In 1996, famed Civil Rights leader John Lewis was one of very few Congressional representatives to vote against the Defense of Marriage Act (DOMA). It passed the House by a vote of 432 to 67. The U.S. Senate affirmed it by a count of 85 to 14. Bill “I feel your pain” Clinton signed it into law.

But John Lewis, a middle-aged straight man from the Deep South, voted against it. And drawing upon his experience growing up a black man during the reign of terror known as Jim Crow, he stood up and made a speech against it.

“When I was growing up in the South, during the 40s and 50s, the great majority of people in that region believed that black people shouldn’t be able to enter places of public accommodation, and they felt that black people shouldn’t be able to register to vote. And many people felt that that was right, but that was wrong. I think as politicians, as elected officials, we should not only follow but we must lead our districts. You cannot tell people they cannot fall in love. Dr. Martin Luther King, Jr. used to say, when people talked about interracial marriages, and I quote, ‘Races do not fall in love and get married. Individuals fall in love and get married.’ Why don’t you want your fellow men and women, your fellow Americans, to be happy? Why do you attack them? Why do you want to destroy the love they hold in their hearts? Why do you want to crush their hopes, their dreams, their longings, their aspirations? We are talking about human beings, people like you! People want to get married, buy a house, and spend their lives with the one they love! They have done no wrong.”

In this speech, Lewis offers both an inspiring example of moral courage and compassion and an alternative to the type of anti-black, pro gay rhetoric highlighted by Amaryah in her latest post. Rather than using other people’s suffering to legitimize his own struggle, Lewis uses his own suffering as a launching point for compassion.

Notice that, although Lewis mentions gay marriage and interracial marriage in the same sentence, he does not equate them. He does not call the push for gay equality “the new Civil Rights Movement” as so many (mostly white) gay rights advocates do. He does not seek to legitimize gayness by analogizing it to blackness. He does not need “gayness” to be just like “blackness” in order to recognize the dignity of gay people’s shared humanity.

Because Lewis grew up in the Jim Crow South, he knows that might does not make right. He starts with a hermeneutic of prudent suspicion against the moral certainties of majorities. He knows what it feels like to be stripped of one’s individuality and reduced to a despised and stigmatized social identity. He knows what it feels like to long for happiness.
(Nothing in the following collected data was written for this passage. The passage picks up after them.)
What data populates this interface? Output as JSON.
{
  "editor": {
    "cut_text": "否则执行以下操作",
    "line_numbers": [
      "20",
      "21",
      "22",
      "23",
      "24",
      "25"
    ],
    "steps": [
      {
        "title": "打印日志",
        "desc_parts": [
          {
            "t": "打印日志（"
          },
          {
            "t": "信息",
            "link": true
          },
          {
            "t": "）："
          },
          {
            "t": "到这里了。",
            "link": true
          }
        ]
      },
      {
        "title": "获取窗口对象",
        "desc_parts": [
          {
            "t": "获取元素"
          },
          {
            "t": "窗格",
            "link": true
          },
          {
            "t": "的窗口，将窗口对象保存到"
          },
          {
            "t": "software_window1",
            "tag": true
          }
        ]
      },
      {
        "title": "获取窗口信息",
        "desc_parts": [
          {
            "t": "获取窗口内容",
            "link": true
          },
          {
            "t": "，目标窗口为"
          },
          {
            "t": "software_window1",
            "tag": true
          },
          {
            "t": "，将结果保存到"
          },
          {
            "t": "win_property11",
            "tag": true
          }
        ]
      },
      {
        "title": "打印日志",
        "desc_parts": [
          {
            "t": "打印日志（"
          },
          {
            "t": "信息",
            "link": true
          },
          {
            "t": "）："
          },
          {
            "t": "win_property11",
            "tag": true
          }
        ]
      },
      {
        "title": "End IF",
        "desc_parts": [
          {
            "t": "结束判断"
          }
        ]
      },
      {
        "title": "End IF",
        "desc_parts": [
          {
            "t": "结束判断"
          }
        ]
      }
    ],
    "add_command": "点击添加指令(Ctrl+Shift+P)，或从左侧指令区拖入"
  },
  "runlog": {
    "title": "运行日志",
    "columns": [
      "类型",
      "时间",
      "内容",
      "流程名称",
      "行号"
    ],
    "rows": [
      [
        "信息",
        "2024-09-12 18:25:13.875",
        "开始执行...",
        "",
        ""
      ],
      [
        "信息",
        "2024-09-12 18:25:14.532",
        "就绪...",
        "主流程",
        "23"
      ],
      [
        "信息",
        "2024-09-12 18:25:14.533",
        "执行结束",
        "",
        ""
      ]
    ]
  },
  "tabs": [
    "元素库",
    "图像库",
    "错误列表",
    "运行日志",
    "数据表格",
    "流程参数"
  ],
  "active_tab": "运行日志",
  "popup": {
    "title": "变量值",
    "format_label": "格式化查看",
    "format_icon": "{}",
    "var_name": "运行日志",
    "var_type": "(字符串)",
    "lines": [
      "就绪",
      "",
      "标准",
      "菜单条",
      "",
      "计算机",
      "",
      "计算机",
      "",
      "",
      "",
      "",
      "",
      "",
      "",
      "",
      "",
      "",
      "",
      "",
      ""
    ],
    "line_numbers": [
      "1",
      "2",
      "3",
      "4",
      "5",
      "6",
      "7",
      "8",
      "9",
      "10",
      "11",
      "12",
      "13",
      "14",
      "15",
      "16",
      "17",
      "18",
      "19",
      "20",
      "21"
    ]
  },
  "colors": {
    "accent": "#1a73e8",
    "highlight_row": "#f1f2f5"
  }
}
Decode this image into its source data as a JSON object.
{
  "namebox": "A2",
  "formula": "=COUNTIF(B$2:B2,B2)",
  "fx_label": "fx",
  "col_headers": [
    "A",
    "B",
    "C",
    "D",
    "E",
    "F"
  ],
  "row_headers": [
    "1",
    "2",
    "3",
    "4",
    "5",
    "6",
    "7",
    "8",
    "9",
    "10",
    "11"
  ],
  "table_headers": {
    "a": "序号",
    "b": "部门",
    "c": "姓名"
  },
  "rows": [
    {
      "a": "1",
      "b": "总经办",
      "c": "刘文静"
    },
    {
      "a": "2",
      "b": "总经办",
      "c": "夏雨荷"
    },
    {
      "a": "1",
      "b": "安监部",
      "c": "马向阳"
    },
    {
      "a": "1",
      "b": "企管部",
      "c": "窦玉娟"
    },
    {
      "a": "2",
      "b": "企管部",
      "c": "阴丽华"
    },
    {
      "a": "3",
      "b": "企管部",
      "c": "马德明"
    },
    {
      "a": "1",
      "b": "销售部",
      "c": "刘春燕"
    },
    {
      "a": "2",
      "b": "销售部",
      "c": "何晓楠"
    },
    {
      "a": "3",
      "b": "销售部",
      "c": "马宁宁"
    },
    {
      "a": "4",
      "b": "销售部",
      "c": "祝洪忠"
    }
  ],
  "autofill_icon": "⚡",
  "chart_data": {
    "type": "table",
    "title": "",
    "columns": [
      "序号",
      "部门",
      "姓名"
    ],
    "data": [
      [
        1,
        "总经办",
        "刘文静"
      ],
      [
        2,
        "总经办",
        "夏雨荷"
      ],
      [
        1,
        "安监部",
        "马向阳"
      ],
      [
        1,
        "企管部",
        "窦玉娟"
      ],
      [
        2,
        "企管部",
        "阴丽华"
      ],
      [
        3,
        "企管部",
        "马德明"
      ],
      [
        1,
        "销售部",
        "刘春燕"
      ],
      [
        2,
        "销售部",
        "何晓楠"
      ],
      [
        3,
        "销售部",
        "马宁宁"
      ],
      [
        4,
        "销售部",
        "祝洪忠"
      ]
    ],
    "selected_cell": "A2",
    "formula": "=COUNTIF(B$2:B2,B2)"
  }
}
Though Lewis sides with LGBT people, he does not seek to interpret the meaning of their history. He does not tell them how they should feel or act as gay people. Many white gay rights advocates, in contrast, often imply that blackness entails support for LGBT equality. Because they have forced blackness and gayness into a self-serving sameness, white gay rights advocates style themselves authorities on the contemporary political ramifications of the Civil Rights Movement.

But those of us who are white need to approach black history with a sense of humility. We need to realize that, had we lived during the 1920s or 30s or 40s, we would have almost certainly disapproved of interracial marriage. We would have also been quite likely to approve of or at least sanction some form of legalized apartheid. We would have sipped from “whites only” water fountains or sat in all-white fronts of city buses as a matter of casual habit. We cannot prop ourselves up by claiming to be on the right side of a history that has already happened.

It’s easy for contemporary whites to compare ourselves to the victors of battles already won. Let us act instead like John Lewis and join the battles currently underway. With this vote, Lewis does the opposite of what many mainstream gay rights advocates do. He does not use other people’s struggles; he joins them. Today, many white LGBT advocates use the fight for black freedom and equality; many fewer of us join this fight.

White LGBT advocates condemn the white supremacist mechanisms of the past, but will we condemn the white supremacist mechanisms that continue to press down upon black and brown Americans both gay and straight? We hate bans on interracial marriage, but do we hate the war on drugs? We hate the racially segregated restroom but do we hate the still racially segregated Northern city? Or do we hate racism only when it serves our own self-interest?